During the 1960s, mayors Ivan Allen Jr. and Sam Massell continued the practice of appearing at the opening of the forum's annual season. The Hungry Club also attracted politicians seeking to reach Atlanta's Black voters. In January 1966, former Georgia governor Herman Talmadge spoke at the forum and joined the luncheon.

Historian David Scott described the forum as part of Atlanta's African American power structure. His study of the Atlanta Daily World notes that the newspaper regularly reported on the forum and its meetings.

===Civil rights movement===

In 1963, Ralph Abernathy used the forum to announce plans for the March on Washington for Jobs and Freedom. Martin Luther King Jr also spoke at the forum several times. On May 10, 1967, he discussed racism, poverty, and war, which he called the "three evils" facing American society, and criticised the Vietnam War. Other speakers associated with the civil rights movement included Benjamin E. Mays, Langston Hughes, Jackie Robinson

===Later years===

During the 1970s, the Hungry Club continued to meet at the Butler Street YMCA. A November 1974 issue of Creative Loafing listed the Butler Street Hungry Club Forum among the forums scheduled in Atlanta. The forum broadened its discussions to include issues such as race, gender, education, and labor. In October 1970, Jimmy Carter appeared at the forum during his campaign for governor of Georgia. In 1973, Maynard Jackson, a longtime participant in the forum was elected Atlanta's first Black mayor. In 1975, DeWitt N. Martin Jr. became president of the Butler Street YMCA, a position he held until 2000. He later worked to preserve records documenting the history of the YMCA and the Hungry Club Forum.

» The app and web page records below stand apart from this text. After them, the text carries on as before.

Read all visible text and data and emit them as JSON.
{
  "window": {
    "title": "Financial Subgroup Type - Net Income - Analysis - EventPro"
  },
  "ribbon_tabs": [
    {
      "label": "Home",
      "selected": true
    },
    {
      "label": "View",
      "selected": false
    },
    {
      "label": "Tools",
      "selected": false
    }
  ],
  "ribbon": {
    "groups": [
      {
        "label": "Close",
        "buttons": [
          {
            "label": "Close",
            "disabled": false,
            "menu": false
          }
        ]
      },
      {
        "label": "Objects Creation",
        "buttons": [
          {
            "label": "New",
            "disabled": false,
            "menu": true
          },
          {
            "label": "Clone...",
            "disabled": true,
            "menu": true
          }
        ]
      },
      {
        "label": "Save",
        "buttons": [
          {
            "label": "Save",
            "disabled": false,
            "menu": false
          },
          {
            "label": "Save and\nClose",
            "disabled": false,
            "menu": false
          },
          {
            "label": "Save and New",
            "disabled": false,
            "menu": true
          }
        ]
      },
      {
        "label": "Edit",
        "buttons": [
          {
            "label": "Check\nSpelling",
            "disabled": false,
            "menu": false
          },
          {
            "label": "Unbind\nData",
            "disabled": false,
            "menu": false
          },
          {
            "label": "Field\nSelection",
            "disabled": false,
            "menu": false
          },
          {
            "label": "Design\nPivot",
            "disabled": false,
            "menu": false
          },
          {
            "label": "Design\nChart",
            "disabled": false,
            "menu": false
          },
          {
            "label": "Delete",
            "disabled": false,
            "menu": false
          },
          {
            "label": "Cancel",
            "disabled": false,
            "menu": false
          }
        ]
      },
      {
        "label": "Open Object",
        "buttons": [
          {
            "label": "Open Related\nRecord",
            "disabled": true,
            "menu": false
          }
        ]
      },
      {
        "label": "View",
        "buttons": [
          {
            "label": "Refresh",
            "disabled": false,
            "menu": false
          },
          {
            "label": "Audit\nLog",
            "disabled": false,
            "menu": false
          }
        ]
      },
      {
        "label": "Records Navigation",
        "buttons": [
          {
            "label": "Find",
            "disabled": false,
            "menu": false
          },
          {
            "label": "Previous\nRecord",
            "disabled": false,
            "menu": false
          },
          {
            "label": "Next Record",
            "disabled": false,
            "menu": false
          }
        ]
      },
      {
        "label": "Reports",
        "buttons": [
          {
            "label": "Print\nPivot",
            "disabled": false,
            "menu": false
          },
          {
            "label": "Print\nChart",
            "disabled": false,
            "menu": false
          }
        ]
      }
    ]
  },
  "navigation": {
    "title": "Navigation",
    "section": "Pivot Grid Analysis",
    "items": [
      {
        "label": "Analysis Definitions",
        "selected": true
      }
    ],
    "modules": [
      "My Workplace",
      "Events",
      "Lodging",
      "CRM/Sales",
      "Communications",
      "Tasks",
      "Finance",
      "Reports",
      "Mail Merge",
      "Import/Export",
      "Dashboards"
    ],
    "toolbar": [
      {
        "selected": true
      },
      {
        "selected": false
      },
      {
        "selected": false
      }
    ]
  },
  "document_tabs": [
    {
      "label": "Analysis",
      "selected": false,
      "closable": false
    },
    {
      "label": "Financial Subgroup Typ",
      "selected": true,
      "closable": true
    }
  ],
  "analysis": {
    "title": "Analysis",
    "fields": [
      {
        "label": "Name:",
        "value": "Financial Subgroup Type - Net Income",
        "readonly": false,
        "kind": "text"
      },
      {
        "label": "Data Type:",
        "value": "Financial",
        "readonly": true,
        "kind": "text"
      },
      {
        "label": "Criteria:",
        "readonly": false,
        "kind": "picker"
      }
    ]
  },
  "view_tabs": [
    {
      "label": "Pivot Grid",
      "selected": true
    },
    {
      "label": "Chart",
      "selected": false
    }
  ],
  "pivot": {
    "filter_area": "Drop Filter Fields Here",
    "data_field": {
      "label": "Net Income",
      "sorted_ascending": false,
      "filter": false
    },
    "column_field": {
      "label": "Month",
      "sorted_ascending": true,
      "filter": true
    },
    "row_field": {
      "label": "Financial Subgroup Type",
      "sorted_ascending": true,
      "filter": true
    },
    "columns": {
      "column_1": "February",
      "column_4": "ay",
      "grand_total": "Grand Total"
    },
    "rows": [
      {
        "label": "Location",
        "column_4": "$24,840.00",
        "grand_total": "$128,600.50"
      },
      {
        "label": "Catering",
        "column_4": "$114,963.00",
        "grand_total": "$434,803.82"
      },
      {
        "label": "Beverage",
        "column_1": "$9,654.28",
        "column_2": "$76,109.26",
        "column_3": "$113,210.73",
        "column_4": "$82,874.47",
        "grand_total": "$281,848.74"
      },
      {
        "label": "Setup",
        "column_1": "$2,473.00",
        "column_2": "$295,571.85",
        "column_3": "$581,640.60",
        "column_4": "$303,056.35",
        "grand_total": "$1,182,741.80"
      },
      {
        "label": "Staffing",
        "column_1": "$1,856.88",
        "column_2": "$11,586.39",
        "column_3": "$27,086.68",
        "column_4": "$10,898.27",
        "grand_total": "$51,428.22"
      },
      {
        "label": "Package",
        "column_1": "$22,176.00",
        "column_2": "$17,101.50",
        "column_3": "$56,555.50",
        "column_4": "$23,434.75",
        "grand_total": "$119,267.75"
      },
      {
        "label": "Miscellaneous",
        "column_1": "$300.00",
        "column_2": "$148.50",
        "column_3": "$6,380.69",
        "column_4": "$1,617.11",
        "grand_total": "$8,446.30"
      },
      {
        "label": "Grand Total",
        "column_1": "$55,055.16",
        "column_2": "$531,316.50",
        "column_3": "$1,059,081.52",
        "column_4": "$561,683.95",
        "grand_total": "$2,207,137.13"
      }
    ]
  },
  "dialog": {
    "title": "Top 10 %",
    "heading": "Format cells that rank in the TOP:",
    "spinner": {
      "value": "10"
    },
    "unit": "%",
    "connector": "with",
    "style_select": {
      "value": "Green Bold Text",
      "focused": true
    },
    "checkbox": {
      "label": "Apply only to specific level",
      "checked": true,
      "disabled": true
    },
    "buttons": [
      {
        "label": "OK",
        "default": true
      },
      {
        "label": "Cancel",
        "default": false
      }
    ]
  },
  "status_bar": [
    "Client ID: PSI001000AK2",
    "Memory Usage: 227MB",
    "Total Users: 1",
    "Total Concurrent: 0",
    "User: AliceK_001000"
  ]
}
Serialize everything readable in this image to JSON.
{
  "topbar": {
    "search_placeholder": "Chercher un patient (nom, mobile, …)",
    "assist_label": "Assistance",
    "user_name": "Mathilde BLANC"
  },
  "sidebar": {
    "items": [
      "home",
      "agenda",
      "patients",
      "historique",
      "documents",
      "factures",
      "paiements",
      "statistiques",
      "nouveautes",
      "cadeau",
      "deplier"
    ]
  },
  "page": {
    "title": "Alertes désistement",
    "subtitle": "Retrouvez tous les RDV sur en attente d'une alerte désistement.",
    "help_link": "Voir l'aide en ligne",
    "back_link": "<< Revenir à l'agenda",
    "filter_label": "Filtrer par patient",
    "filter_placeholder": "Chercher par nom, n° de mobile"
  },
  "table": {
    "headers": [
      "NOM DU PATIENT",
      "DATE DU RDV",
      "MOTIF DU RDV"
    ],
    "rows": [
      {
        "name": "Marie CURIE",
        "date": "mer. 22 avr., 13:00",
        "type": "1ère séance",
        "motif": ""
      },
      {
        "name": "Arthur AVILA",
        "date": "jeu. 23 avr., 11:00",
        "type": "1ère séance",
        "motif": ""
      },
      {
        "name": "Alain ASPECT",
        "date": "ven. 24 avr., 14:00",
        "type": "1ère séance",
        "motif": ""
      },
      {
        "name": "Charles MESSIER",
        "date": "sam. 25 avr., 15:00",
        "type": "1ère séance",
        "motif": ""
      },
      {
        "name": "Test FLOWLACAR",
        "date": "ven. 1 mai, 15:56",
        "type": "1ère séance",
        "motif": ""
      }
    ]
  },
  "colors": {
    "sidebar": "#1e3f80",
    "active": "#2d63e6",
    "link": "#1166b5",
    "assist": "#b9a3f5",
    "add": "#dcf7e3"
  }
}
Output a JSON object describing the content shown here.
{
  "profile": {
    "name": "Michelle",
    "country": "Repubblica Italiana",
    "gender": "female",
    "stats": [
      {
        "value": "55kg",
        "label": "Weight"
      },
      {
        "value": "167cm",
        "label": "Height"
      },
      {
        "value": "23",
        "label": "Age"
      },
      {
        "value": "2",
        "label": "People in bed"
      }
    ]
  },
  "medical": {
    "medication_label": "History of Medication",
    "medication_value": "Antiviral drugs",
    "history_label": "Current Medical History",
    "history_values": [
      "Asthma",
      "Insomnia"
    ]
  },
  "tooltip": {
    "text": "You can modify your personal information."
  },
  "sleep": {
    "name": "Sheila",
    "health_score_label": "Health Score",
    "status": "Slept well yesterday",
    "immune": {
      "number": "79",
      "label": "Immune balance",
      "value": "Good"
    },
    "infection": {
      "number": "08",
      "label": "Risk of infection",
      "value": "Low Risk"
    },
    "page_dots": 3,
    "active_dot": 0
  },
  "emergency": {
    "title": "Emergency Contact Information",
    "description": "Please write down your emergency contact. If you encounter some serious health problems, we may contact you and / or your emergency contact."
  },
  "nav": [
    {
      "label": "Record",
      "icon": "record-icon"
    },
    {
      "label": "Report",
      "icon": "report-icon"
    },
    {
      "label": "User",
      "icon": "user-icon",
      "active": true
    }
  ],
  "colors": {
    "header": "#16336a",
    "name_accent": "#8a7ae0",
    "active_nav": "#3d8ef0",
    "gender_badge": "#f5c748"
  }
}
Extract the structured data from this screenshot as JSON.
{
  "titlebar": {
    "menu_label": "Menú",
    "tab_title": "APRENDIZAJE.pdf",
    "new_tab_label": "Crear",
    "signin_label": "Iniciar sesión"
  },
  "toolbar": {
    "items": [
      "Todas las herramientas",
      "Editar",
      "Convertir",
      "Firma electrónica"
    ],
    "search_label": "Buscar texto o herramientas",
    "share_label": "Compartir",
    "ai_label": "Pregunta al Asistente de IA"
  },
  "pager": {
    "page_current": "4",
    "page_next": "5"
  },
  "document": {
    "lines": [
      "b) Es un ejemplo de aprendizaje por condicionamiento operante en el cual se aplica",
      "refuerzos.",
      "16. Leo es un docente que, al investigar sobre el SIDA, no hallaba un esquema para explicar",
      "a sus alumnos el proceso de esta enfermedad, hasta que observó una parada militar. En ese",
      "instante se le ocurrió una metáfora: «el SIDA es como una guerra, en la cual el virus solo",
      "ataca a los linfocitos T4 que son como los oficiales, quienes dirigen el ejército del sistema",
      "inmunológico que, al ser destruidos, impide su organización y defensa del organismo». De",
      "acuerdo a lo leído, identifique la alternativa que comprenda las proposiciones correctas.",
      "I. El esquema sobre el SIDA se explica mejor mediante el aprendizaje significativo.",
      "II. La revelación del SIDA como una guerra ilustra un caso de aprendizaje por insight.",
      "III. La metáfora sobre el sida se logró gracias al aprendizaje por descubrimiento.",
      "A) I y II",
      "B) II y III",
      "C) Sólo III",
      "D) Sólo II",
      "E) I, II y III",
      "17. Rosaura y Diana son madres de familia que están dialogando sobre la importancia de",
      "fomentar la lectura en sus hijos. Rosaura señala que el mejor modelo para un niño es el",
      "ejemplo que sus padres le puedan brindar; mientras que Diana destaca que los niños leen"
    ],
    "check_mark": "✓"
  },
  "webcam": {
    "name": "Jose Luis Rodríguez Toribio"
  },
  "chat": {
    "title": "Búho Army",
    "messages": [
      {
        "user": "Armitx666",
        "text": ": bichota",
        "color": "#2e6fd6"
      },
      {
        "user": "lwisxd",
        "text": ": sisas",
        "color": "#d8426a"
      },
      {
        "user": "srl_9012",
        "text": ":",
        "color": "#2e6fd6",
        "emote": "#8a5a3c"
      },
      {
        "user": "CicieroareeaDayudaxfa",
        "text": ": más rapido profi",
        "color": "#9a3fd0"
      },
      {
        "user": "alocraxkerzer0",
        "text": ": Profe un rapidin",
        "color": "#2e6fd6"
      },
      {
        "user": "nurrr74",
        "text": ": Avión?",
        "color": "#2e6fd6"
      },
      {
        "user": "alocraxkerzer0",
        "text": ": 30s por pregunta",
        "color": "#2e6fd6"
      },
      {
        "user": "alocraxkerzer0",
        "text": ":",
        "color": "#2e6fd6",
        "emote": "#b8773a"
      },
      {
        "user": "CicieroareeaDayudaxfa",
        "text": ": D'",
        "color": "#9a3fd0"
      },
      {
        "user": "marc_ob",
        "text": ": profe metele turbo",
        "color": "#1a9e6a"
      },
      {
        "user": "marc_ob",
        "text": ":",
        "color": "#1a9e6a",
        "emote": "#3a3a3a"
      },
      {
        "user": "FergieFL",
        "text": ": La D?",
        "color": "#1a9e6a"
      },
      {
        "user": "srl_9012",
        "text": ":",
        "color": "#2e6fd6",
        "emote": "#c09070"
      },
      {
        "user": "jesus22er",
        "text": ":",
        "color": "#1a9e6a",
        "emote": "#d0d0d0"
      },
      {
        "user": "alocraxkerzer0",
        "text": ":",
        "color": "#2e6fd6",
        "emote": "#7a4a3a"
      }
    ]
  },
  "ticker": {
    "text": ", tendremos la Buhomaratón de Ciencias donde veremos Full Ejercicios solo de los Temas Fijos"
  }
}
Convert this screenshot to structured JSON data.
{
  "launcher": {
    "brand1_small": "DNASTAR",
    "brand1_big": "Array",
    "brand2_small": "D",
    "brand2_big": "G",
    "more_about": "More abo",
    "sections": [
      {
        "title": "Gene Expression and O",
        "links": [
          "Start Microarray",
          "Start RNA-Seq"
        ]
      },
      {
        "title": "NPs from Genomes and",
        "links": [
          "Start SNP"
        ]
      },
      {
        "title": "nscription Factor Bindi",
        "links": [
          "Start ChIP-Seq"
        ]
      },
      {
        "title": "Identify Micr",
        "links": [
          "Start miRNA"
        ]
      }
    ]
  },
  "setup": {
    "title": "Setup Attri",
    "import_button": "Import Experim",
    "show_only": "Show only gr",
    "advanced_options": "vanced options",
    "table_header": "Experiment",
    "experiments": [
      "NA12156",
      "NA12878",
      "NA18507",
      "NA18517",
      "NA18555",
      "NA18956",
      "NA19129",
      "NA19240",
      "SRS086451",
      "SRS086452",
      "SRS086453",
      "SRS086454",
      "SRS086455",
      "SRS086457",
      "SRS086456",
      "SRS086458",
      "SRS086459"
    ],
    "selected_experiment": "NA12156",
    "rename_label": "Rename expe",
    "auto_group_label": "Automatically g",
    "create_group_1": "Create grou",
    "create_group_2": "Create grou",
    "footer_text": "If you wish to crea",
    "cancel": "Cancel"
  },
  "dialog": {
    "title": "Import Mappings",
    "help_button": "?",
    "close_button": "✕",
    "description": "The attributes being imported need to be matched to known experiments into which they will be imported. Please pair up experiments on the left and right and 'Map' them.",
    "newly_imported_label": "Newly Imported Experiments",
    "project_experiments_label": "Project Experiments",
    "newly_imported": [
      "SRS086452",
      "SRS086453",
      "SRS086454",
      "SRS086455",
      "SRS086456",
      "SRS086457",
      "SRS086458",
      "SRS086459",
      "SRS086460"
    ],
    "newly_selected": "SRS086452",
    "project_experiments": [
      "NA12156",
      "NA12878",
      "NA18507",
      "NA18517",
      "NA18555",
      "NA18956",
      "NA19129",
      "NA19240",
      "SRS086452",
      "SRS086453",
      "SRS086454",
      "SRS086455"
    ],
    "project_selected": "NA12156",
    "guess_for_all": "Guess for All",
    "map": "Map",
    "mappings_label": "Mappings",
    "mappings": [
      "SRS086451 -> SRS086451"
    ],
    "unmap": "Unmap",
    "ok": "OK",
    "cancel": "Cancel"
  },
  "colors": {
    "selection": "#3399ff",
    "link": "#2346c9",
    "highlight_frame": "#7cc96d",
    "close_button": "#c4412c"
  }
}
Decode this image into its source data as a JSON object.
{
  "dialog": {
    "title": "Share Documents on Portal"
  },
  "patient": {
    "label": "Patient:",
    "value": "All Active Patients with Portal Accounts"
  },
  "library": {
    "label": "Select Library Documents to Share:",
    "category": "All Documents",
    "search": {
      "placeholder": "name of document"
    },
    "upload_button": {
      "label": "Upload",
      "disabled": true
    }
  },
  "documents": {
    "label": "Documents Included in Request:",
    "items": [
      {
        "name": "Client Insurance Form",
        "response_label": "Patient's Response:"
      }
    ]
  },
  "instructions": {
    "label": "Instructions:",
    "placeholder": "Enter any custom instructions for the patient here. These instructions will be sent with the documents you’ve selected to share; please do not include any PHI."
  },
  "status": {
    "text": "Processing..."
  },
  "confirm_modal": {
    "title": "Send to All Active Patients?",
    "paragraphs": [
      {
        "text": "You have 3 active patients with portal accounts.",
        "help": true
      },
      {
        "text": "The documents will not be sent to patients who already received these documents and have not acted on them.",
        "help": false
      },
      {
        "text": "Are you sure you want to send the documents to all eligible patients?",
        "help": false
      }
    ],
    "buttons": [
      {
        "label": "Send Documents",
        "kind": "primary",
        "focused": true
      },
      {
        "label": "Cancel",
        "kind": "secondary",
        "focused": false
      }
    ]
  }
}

The forum continued to meet during the 1980s and 1990s, discussing politics, race, urban development, industry, and public health.

By 2012, the Butler Street YMCA was experiencing financial difficulties, and the Hungry Club Forum had not met for several months. The YMCA ceased operations in December of that year, bringing the forum to an end. Mayor Kasim Reed was the last Atlanta mayor to participate in the tradition of opening the forum's annual season.

In 2024, the family of DeWitt N. Martin Jr. donated archival material relating to the forum to the Atlanta History Center.